Я не знала, как его утешать. Ведь, в сущности, он был прав. Да, был он туп, был он самодоволен тогда, в молодости. Был он здоров и, как бы это сказать, слишком телесен, что ли? В то время как Зина всегда жила только душой. Помню ее неимоверную, немыслимую для актрисы стыдливость. Она, например, даже при мне стеснялась переодеваться, никогда не поддерживала интимной бабской болтовни, да что там — она даже разговоров о болезнях не выносила, ее раздражало все, связанное с физиологией. Наши актеры считали это провинциальным ханжеством, но уж я–то знаю, что это не так. Я, например, делилась с ней всеми своими не безгрешными историями, и она никогда не осудила, никогда ничего не выболтала, всегда старалась понять. Ее всегда интересовали о т н о ш е н и я, но никогда — п о д р о б н о с т и. Впрочем, в этом мы с ней были схожи. Я, правда, гораздо более земной человек, но у меня есть тоже предел для откровенности. Кое–какие вещи должны знать только двое.
— Знаете, Маша, — как–то сказала мне Васина бабушка, — я очень не хочу, чтоб его женой стала опять такая же тонкая и хорошая женщина, как Зина.
Это ее заявление прозвучало как гром среди ясного неба.
— Но почему?
— Он не оценит. Знаете, у него группа другая… Ну как бы это объяснить… Вот, вы захотели отдать свою кровь какому–то человеку, он, предположим, умирает от кровотечения… Вы отдаете ему кровь, а он не может ее воспринять, у него группа другая… И вы умрете, и он умрет… Жертва бесполезна. Вася суетун. Он мог устроить для Зины все: работу, дом — полную чашу, почет, уважение… А души ей отдать не мог. А теперь ему надо женщину легкую, веселую, из тех, что попроще, кто оценит его квартиру и связи, как это ни стыдно говорить о своем внуке.
— Так что же, вы считаете, что он виноват в ее смерти? — спросила я.
— Нет, не считаю. Он виноват, что он такой, какой он есть, и что, между нами говоря, считал себя достаточно хорошим для Зины. А в то, что он хорош, он верил только потому, что так ему напевали знакомые, о себе самом он знает только с чужих слов, собственного же мнения иметь не может и вряд ли сможет впредь. Группа другая Другой жанр. Он благородный герой, но не из трагедий а из водевиля…

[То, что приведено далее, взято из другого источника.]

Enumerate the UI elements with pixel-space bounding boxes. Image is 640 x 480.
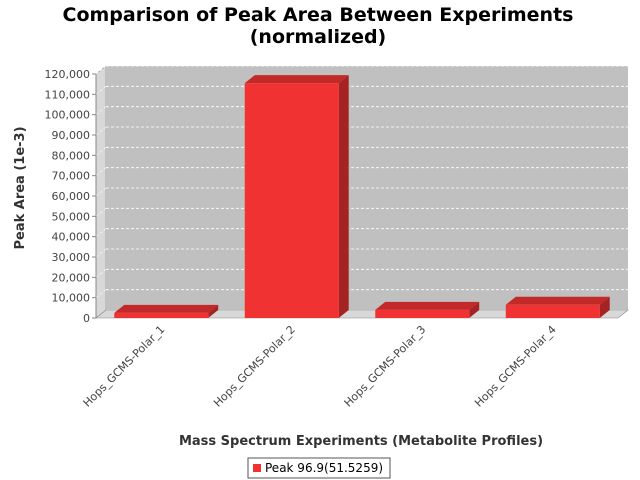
y-tick-label: 30,000 (52, 251, 91, 264)
bar-top-face (114, 304, 219, 313)
bar (114, 304, 219, 318)
legend: Peak 96.9(51.5259) (247, 457, 391, 479)
y-tick-label: 40,000 (52, 231, 91, 244)
y-tick-label: 60,000 (52, 190, 91, 203)
grid-line-wall (95, 228, 107, 237)
bar-side-face (338, 75, 349, 319)
bar-top-face (505, 296, 610, 305)
grid-line-wall (95, 289, 107, 298)
y-tick-label: 20,000 (52, 271, 91, 284)
legend-label: Peak 96.9(51.5259) (265, 461, 383, 475)
y-axis: 0 10,000 20,000 30,000 40,000 50,000 60,000 70,… (45, 68, 97, 325)
y-axis-title: Peak Area (1e-3) (13, 126, 28, 249)
bar (244, 75, 349, 319)
bar-side-face (208, 304, 219, 318)
bar-top-face (375, 301, 480, 310)
grid-line-wall (95, 106, 107, 115)
bar (505, 296, 610, 318)
grid-line-wall (95, 208, 107, 217)
grid-line-wall (95, 86, 107, 95)
x-tick-label: Hops_GCMS-Polar_4 (472, 323, 559, 410)
grid-line-wall (95, 248, 107, 258)
x-tick-label: Hops_GCMS-Polar_3 (342, 323, 429, 410)
grid-line-wall (95, 187, 107, 197)
y-tick-label: 0 (83, 312, 90, 325)
bar-front-face (244, 83, 339, 319)
grid-line-wall (95, 269, 107, 278)
bar-side-face (599, 296, 610, 318)
y-tick-label: 100,000 (45, 109, 91, 122)
x-axis: Hops_GCMS-Polar_1 Hops_GCMS-Polar_2 Hops_G… (81, 323, 559, 410)
bars (114, 75, 610, 319)
grid-line-wall (95, 167, 107, 176)
y-tick-label: 120,000 (45, 68, 91, 81)
grid-lines (95, 65, 628, 298)
grid-line-wall (95, 126, 107, 136)
bar-front-face (114, 312, 209, 318)
bar-front-face (375, 309, 470, 318)
grid-line-wall (95, 65, 107, 75)
legend-box (247, 457, 391, 479)
x-tick-label: Hops_GCMS-Polar_2 (211, 323, 298, 410)
y-tick-label: 50,000 (52, 210, 91, 223)
y-tick-label: 70,000 (52, 170, 91, 183)
chart-title-line2: (normalized) (250, 26, 387, 48)
bar (375, 301, 480, 318)
x-axis-title: Mass Spectrum Experiments (Metabolite Pr… (179, 434, 543, 449)
chart-title-line1: Comparison of Peak Area Between Experime… (63, 4, 574, 26)
legend-swatch (253, 464, 261, 472)
plot-background (95, 65, 629, 319)
bar-top-face (244, 75, 349, 84)
y-tick-label: 80,000 (52, 149, 91, 162)
grid-line-wall (95, 147, 107, 156)
y-tick-label: 90,000 (52, 129, 91, 142)
y-tick-label: 110,000 (45, 88, 91, 101)
bar-front-face (505, 304, 600, 318)
x-tick-label: Hops_GCMS-Polar_1 (81, 323, 168, 410)
y-tick-label: 10,000 (52, 292, 91, 305)
bar-side-face (469, 301, 480, 318)
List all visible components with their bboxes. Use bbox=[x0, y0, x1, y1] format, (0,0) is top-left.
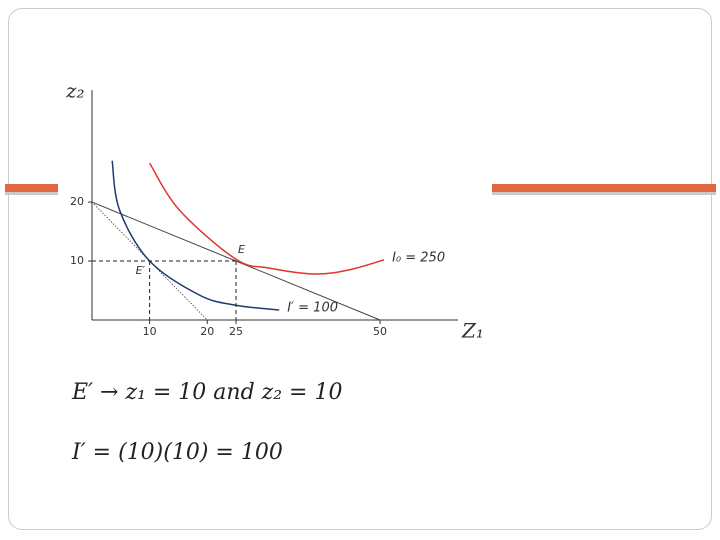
x-tick-label: 50 bbox=[373, 325, 387, 338]
y-tick-label: 10 bbox=[70, 254, 84, 267]
budget-line bbox=[91, 201, 381, 321]
point-label: E bbox=[238, 243, 245, 256]
x-tick-label: 25 bbox=[229, 325, 243, 338]
x-axis-label: Z₁ bbox=[461, 319, 484, 343]
accent-bar bbox=[5, 184, 60, 195]
equation: E′ → z₁ = 10 and z₂ = 10 bbox=[72, 380, 343, 405]
y-tick-label: 20 bbox=[70, 195, 84, 208]
equation: I′ = (10)(10) = 100 bbox=[72, 440, 283, 465]
x-tick-label: 20 bbox=[200, 325, 214, 338]
point-label: E′ bbox=[136, 264, 146, 277]
slide-frame bbox=[8, 8, 712, 530]
curve-label: I′ = 100 bbox=[287, 300, 338, 315]
accent-bar bbox=[490, 184, 716, 195]
indifference-curve bbox=[111, 160, 280, 311]
x-tick-label: 10 bbox=[143, 325, 157, 338]
y-axis-label: z₂ bbox=[65, 79, 85, 103]
chart-background bbox=[58, 65, 492, 348]
curve-label: I₀ = 250 bbox=[392, 250, 445, 265]
indifference-curve bbox=[148, 162, 385, 275]
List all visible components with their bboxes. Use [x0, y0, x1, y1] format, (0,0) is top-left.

Несколько лет после этого разговора, и уже после смерти бабушки, я избегала Васи, не могла простить его, как простила она, а она ведь простила. Только совсем недавно я поняла, что бабушка смотрела вперед, понимала, что Зину не вернуть, а Васе еще жить и воспитывать дочь и во имя этой дочери никто не должен оправдывать самоубийства матери и обвинять отца, в общем–то невиновного в том, что на его долю досталось меньше души.